Henry makes a show of looking me over from head to toe. “You look like a proper Hunter dressed like that.”
“I am a proper Hunter,” I snap.
“We know that. Them monsters will know it, too.” Henry is impossible to perturb. “No insult meant, Lady Huntress. Violence looks good on you.”
The words both sting and warm me. I want Isabeau to see me and be impressed by what I am, but being a Hunter is more than violence. At the end, killing the beast is my duty, and that is violence. Finding it is another matter, one that relies on my mind and my resources.
“Violence is notallyou are,” Rylan says softly as we walk away from Henry. My sister’s voice is thick with urgency. “Isa sees you. She might surprise you when you tell her.”
“I doubt it,” I whisper back. “All she knows how to do is break my heart. Better to get it over with, I suppose.”
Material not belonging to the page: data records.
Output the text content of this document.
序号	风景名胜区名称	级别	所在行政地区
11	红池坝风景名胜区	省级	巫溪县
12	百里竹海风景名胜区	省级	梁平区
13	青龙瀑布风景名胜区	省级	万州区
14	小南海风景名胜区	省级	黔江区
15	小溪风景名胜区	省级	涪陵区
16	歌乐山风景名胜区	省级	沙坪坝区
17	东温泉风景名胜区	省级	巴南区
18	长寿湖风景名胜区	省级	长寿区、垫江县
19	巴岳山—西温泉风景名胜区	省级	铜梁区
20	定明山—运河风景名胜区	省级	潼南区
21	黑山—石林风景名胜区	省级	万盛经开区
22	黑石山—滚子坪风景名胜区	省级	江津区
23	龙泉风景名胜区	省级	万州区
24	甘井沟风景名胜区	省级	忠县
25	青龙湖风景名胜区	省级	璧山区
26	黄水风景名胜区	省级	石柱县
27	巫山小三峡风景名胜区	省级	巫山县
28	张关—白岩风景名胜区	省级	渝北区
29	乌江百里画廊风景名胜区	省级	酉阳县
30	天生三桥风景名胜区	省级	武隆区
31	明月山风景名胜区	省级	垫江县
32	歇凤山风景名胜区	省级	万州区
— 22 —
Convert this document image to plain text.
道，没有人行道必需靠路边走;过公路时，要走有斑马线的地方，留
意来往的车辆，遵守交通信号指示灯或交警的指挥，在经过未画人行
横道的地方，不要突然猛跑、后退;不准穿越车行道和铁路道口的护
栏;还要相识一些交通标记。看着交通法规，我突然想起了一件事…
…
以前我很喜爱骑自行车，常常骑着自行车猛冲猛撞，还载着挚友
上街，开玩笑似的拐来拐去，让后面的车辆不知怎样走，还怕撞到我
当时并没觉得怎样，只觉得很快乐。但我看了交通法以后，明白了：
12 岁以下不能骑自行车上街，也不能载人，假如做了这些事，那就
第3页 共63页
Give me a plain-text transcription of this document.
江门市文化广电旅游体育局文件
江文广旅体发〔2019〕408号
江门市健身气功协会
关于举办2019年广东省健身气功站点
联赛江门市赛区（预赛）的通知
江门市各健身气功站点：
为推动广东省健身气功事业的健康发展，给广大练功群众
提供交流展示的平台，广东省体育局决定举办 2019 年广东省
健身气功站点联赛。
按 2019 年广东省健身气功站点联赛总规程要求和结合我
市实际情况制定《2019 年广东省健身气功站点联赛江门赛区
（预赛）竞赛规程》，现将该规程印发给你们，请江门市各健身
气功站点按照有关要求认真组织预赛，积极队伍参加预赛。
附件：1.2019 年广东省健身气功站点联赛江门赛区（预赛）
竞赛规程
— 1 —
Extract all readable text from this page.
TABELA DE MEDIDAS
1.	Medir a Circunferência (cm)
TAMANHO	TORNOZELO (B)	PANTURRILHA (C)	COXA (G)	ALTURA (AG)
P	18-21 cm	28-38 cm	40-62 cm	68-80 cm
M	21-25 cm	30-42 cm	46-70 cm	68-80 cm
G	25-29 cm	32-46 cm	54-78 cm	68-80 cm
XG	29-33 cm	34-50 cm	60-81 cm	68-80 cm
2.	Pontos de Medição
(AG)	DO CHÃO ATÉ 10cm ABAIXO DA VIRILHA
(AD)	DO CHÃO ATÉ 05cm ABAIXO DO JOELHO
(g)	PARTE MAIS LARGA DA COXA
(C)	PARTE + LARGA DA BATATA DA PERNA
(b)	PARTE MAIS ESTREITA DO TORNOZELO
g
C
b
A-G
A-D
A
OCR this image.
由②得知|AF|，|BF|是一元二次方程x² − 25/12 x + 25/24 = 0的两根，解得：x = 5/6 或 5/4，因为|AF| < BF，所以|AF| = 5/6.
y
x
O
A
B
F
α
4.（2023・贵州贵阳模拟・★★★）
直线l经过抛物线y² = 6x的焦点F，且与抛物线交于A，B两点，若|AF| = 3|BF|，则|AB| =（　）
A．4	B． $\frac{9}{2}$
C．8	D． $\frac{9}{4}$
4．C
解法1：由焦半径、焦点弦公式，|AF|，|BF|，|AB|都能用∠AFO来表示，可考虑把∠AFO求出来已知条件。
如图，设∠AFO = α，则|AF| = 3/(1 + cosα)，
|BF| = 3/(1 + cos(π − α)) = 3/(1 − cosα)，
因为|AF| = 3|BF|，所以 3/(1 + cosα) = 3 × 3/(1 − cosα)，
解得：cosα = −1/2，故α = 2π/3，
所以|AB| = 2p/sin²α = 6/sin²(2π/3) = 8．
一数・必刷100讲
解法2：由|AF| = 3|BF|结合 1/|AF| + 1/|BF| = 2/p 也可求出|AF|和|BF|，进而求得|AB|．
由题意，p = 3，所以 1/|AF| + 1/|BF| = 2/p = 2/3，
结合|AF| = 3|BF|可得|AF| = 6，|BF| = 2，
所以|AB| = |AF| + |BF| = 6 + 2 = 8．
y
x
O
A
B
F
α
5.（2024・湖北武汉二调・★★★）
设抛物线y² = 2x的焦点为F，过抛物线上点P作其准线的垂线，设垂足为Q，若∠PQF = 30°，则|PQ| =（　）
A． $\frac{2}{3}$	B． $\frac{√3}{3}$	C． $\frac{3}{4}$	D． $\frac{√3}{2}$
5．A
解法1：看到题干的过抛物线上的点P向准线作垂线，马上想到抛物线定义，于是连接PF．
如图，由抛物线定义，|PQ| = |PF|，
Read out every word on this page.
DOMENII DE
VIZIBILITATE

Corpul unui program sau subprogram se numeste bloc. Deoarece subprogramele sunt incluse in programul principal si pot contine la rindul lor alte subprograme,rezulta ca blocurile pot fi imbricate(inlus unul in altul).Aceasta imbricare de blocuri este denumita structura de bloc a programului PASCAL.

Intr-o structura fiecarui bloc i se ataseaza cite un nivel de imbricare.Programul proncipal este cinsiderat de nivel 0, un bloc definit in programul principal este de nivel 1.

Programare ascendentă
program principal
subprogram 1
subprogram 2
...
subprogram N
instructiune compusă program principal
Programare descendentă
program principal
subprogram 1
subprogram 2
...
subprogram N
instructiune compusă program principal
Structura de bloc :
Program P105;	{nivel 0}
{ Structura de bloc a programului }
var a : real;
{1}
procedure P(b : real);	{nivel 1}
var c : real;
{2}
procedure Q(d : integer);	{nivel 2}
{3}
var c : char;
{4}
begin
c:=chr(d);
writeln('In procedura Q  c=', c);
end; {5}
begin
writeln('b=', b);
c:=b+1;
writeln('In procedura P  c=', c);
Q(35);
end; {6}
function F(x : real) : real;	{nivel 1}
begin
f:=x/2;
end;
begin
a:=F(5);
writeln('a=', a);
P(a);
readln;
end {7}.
My mind darts back to the first time I trusted Isabeau with my heart, when we were girls and I thought I’d be her bride. I believed in the impossible then.
“Do you truly not mind?” Isabeau asked.
“I don’t,” I answered, grateful to finally have the future duke’s attention.
Then Isabeau clumsily lowered her lips to mine, not quite slanting enough at first so our noses bumped. We figured it out, though, and I all but melted when we did. There were sparks zinging in places that I didn’t imagine feeling such things.
When I stepped back, Isabeau’s hand brushed my barely there breasts accidentally.
I pressed closer. “Do that again.”
Isabeau’s hands fumbled at the top of my dress. “Like this?”
“No. Like this.” I reached forward, running my thumb over the nipples hidden under Isabeau’s shirt. “See?”
“Yesss.” Isabeau did the same, and we kissed again, trying to touch each other and kiss at once. It was an awkward thing, but it was the single most exciting thing I ever felt.
Then Isabeau said, “May I write to you? May I come see you? Tell your father I want to court you?”
But her fervent interest died the moment Father refused her. Why would I expect any different now?
Though I’d let myself hope of late, I’ve never told Rylan the extent of the physical encounters I shared with Isabeau then—or the recent ones. I certainly haven’t explained the way my heart has become invested, but that part I think I cannot hide as well. I let myself dream, and that was foolishness.
“Isabeau lives a pampered life, Ry. I will not be able to be her duchess. She will not still want me after she knows what I am.” I aim to keep my voice level in a weak attempt to hide my sorrow at an affair ending too soon. I will content myself with memories; that will have to be enough.
“Shall we?” Rylan urges me forward, and I realize I have stopped moving.